La liturgie de la Parole de ce soir fait appel au passé. Nous avons entendu la promesse de la venue d’un sauveur par le prophète Isaïe et nous avons confessé notre reconnaissance de sa venue en chantant : « un enfant nous est né, un fils nous est donné ». L’Évangile de Luc nous a rappelé les circonstances de sa naissance. Notre vie présente et notre témoignage de foi reposent sur le rappel d’un événement passé, qui ne se reproduira jamais plus. La naissance à Bethléem advient après une longue attente du peuple de la lignée de David. Le passé suscite un dynamisme qui se vit dans l’espérance d’une venue. Si nos yeux s’arrêtent uniquement sur cette première venue, nous risquons de repartir fort déçus de notre nuit de Noël. De fait, une fois rentrés à la maison, il est fort à parier que le joug qui pèse sur nos épaules, la barre qui meurtrit nos épaules seront toujours présents.

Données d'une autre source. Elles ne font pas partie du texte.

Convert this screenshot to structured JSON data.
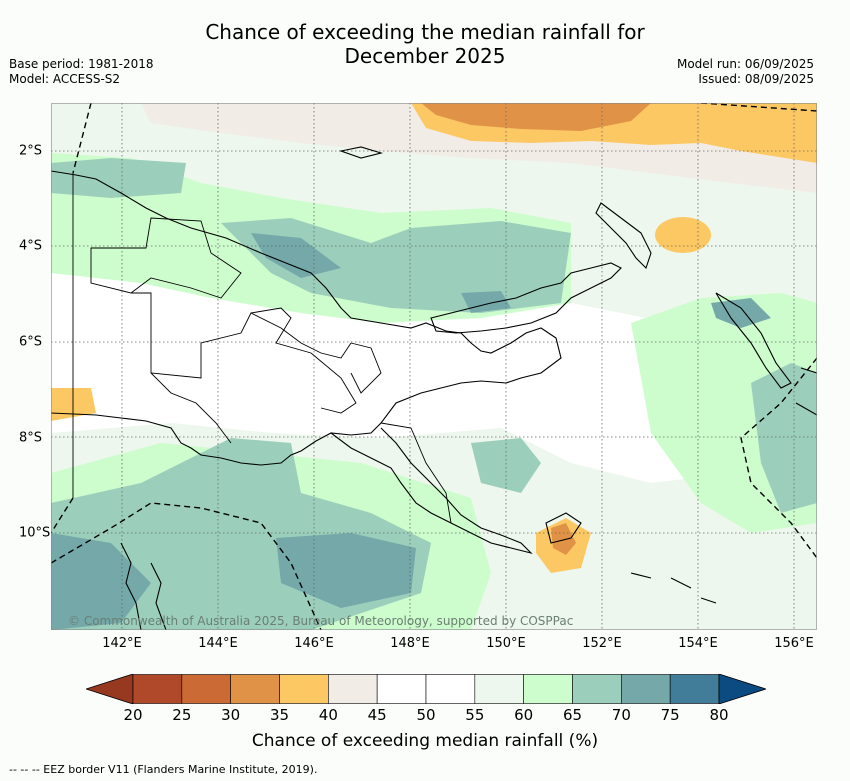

Et pourtant, en cette soirée du 24 décembre, nous nous sommes déplacés vers la lumière. Nous avons fait le chemin avec ce que nous portons de joie, de dynamisme, d’enthousiasme; mais également de soucis, d’angoisse, d’inquiétudes. C’est portés par l’espérance que nous sommes sortis de nos maisons pour prendre la route. Lorsque tout va bien, nous voulons continuer sur cette lancée. Lorsque la vie est difficile, nous souhaitons la voir se transformer. Dans les deux perspectives, l’espoir nous habite. En ce soir de Noël, il n’y aura pas de grand miracle. L’inquiétude de perdre notre sérénité, ou la peur de voir la souffrance demeurer, ne disparaîtront pas. Toutefois, pour ces lieux où règne « l'ombre de la mort », une promesse nous est faite. Nous ne sommes pas laissés seuls. Le « Conseiller merveilleux », le « Dieu-Fort », le « Père-à-jamais », le « Prince-de-la-paix » est venu parmi nous pour demeurer présent, car la « grâce de Dieu s’est manifestée pour toute personne ». Un règne de paix est possible, malgré les apparences. En effet, comme le rappelle Paul à Tite (2, 11-14) « nous sommes appelés à vivre dans le temps présent… [en] attendant que se réalise la bienheureuse espérance : la manifestation de la gloire de notre grand Dieu et Sauveur, Jésus Christ ». D’ici là, nous ne sommes pas laissés à notre indigence.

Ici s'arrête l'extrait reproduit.